My text book asked whether propene and 2-methylbut-2-ene can exist as cis-trans isomers ? I said they can't exist as cis-trans isomers because if you rotate the groups you get a mirror image of the of the compound you just had before rotation of the bonds. Is it right ?

Also when they are mirror images of each other can't they be classified as Enantiomers ?

Aren't Enantiomers a type of geometric isomerism ?

Can someone please confirm with me ?

Thank You

[Hunter2]

You need a molecule ABC=CAB, then A and B can be cis/tans-isomers. In your case you have AAC=CAB and there can be no cis/transisomers.

[mjc123]

You are basically right, but your expression is a little unclear. You cannot physically rotate groups about a double bond (which would interchange cis and trans), but you can rotate the molecule about an axis including the double bond. For a molecule with two identical groups on one side of the double bond (AAC=CAB), the result of the two processes would be the same, so there are not two distinct isomers.

Your molecules have a plane of symmetry (the plane containing all carbon atoms, assuming free rotation of the methyl groups), so the mirror image is the same as the original molecule. The plane perpendicular to this and containing the C=C bond is not a plane of symmetry; reflection in it would exchange the substituents on the same C atoms, but the result would be the same as physically rotating the molecule, so it is not an enantiomer. Enantiomers are non-superimposable mirror images, such as you get with a C atom with 4 different substituents. They are not classified as geometrical isomers.

[Fla27]

You are basically right, but your expression is a little unclear. You cannot physically rotate groups about a double bond (which would interchange cis and trans), but you can rotate the molecule about an axis including the double bond. For a molecule with two identical groups on one side of the double bond (AAC=CAB), the result of the two processes would be the same, so there are not two distinct isomers.

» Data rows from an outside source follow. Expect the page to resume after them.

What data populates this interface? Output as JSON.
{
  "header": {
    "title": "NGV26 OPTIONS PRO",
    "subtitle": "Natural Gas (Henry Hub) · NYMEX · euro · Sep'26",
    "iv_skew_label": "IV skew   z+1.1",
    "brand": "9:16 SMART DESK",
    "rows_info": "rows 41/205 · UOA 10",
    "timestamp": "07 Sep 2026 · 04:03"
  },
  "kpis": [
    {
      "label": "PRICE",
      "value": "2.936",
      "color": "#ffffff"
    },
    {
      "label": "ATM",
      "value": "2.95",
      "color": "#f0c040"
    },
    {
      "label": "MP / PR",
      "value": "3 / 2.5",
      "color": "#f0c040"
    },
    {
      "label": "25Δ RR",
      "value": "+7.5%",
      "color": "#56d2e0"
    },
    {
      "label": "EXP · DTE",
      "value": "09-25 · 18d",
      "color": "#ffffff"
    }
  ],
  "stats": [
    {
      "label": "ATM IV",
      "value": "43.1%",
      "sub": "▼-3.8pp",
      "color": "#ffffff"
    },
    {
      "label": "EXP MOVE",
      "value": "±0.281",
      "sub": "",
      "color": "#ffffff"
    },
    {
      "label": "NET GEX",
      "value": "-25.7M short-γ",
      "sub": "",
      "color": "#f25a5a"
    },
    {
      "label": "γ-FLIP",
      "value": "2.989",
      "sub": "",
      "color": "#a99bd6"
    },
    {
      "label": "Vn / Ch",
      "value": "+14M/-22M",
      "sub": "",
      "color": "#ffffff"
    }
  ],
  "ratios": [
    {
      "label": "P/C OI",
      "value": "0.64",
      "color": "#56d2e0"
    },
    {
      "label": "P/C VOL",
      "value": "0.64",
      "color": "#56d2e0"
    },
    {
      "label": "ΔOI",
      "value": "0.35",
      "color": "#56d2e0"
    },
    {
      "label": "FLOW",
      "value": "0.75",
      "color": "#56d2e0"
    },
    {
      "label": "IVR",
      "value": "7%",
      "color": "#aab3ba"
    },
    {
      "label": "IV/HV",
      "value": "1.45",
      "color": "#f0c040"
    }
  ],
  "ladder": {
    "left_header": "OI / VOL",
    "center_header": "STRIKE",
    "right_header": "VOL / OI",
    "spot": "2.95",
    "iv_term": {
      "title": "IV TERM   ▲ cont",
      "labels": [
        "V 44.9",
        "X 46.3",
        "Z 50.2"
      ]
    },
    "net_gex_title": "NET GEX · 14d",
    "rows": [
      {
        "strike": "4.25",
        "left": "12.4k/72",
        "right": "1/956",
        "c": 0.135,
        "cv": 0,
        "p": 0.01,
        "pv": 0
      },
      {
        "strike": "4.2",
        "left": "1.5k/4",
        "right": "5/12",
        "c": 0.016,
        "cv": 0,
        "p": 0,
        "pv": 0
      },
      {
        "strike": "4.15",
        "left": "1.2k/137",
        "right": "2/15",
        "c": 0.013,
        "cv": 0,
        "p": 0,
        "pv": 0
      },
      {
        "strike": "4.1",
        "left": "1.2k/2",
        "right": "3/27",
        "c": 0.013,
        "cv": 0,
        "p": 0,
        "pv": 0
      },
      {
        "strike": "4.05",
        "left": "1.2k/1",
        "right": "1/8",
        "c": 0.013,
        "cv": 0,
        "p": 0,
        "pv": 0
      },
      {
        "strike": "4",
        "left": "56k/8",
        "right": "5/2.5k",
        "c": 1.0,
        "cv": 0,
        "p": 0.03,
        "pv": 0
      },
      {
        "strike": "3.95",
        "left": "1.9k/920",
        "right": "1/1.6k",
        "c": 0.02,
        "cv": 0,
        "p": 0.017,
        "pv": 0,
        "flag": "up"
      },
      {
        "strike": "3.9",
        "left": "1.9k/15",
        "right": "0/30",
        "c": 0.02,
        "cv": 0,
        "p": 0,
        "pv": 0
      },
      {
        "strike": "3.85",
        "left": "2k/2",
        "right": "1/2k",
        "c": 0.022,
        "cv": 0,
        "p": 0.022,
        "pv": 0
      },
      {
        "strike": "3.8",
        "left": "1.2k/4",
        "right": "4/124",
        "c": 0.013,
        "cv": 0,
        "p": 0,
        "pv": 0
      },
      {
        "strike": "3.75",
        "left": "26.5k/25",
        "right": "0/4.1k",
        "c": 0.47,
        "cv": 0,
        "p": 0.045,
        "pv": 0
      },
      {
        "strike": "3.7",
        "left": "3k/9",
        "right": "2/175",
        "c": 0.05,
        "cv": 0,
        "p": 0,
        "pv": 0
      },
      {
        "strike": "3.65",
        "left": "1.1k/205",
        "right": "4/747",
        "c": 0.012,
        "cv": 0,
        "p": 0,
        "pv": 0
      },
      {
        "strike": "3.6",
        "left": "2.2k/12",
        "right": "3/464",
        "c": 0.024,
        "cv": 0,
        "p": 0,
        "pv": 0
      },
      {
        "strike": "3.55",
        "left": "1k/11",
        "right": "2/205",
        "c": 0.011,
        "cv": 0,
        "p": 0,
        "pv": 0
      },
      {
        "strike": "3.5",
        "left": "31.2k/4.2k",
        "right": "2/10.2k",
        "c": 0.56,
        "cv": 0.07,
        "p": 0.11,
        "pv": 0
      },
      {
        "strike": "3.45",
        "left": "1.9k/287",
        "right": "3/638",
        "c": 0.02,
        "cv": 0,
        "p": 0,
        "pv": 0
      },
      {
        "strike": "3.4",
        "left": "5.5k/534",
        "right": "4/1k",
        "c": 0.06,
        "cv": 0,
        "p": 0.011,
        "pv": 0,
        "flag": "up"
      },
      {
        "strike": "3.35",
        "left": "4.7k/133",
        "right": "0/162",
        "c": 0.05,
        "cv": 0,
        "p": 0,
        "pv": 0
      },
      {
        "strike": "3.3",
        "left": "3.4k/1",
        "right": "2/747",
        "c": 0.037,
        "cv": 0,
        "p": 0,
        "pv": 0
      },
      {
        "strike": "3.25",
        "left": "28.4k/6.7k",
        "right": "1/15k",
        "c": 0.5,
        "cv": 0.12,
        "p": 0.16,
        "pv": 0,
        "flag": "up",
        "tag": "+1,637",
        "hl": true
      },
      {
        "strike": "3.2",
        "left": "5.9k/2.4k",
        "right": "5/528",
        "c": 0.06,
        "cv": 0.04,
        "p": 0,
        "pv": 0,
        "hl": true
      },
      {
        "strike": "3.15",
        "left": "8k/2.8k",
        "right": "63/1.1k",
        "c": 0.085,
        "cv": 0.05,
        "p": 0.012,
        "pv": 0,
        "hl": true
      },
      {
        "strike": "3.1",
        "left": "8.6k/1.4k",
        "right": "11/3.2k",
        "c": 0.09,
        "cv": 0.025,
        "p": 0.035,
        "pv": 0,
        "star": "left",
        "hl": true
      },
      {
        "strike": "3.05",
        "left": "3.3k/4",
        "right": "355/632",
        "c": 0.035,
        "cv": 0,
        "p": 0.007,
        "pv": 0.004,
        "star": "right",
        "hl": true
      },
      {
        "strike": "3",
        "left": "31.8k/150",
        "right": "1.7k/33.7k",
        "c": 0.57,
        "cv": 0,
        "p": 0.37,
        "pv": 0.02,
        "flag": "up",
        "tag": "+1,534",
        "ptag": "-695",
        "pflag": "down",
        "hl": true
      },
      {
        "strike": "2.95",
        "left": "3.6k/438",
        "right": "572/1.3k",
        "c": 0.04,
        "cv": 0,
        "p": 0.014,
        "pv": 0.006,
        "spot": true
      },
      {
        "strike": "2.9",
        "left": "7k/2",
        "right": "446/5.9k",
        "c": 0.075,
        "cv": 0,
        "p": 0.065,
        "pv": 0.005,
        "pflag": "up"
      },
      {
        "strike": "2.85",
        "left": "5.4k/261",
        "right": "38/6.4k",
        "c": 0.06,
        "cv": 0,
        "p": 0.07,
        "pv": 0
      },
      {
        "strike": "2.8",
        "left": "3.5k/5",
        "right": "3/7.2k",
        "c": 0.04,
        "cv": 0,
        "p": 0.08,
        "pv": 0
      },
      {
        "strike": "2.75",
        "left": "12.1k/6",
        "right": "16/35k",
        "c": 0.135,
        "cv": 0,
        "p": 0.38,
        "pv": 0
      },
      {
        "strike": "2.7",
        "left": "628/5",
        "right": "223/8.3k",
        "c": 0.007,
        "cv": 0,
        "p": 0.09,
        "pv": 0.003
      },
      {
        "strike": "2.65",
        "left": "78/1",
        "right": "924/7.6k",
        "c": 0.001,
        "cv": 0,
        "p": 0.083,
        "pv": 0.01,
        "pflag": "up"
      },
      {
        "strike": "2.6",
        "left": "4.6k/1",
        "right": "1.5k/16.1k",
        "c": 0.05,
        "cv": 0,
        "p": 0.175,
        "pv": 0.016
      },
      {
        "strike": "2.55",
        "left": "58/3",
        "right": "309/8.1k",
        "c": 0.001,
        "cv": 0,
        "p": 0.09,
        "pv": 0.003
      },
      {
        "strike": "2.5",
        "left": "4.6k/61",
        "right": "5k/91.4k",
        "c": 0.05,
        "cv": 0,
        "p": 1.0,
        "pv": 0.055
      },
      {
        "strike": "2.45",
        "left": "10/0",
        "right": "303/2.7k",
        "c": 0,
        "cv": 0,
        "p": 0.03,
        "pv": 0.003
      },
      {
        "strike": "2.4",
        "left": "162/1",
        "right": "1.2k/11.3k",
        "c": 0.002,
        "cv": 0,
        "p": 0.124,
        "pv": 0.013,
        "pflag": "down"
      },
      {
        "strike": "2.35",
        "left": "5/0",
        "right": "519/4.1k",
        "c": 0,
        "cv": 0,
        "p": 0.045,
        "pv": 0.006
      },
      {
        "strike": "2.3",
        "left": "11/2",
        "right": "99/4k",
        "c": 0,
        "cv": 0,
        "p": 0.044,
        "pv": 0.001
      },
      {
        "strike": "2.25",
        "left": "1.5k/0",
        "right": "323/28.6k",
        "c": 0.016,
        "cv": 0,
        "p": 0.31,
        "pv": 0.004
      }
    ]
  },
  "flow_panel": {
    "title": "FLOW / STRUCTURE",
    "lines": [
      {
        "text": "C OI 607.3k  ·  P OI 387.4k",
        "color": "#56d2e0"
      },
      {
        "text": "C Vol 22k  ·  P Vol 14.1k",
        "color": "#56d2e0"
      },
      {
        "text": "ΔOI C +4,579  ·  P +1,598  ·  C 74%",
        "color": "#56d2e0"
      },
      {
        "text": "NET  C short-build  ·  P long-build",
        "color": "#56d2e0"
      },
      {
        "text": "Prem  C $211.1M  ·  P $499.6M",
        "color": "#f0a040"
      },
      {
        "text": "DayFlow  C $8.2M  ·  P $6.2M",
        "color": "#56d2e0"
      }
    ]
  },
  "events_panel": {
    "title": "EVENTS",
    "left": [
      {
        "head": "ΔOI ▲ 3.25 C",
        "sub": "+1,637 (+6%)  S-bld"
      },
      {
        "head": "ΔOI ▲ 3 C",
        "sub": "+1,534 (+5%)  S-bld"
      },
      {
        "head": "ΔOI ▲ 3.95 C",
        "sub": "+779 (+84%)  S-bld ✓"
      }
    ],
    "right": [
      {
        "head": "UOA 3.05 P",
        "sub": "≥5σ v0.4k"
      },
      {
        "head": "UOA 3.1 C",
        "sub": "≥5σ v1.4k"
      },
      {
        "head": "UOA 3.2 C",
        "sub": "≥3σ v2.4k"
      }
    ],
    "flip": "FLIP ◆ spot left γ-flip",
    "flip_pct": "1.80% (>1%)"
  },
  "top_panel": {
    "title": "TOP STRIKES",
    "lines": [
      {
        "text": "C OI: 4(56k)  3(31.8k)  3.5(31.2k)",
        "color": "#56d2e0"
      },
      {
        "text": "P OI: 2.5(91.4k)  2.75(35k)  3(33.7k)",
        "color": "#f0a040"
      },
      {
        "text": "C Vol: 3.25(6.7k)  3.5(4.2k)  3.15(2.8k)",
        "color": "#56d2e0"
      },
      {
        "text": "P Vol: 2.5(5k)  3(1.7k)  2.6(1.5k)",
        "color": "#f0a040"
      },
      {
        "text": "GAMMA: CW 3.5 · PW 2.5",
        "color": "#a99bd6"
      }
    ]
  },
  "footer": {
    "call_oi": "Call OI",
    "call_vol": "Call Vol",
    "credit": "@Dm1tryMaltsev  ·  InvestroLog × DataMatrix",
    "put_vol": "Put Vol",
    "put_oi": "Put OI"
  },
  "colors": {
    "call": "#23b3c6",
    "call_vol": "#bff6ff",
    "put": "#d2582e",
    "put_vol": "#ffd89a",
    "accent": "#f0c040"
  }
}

Your molecules have a plane of symmetry (the plane containing all carbon atoms, assuming free rotation of the methyl groups), so the mirror image is the same as the original molecule. The plane perpendicular to this and containing the C=C bond is not a plane of symmetry; reflection in it would exchange the substituents on the same C atoms, but the result would be the same as physically rotating the molecule, so it is not an enantiomer. Enantiomers are non-superimposable mirror images, such as you get with a C atom with 4 different substituents. They are not classified as geometrical isomers.

Thank You very much. Your explanation is very thorough. I appreciate it. 

[Fla27]

You need a molecule ABC=CAB, then A and B can be cis/tans-isomers. In your case you have AAC=CAB and there can be no cis/transisomers.

Thank You.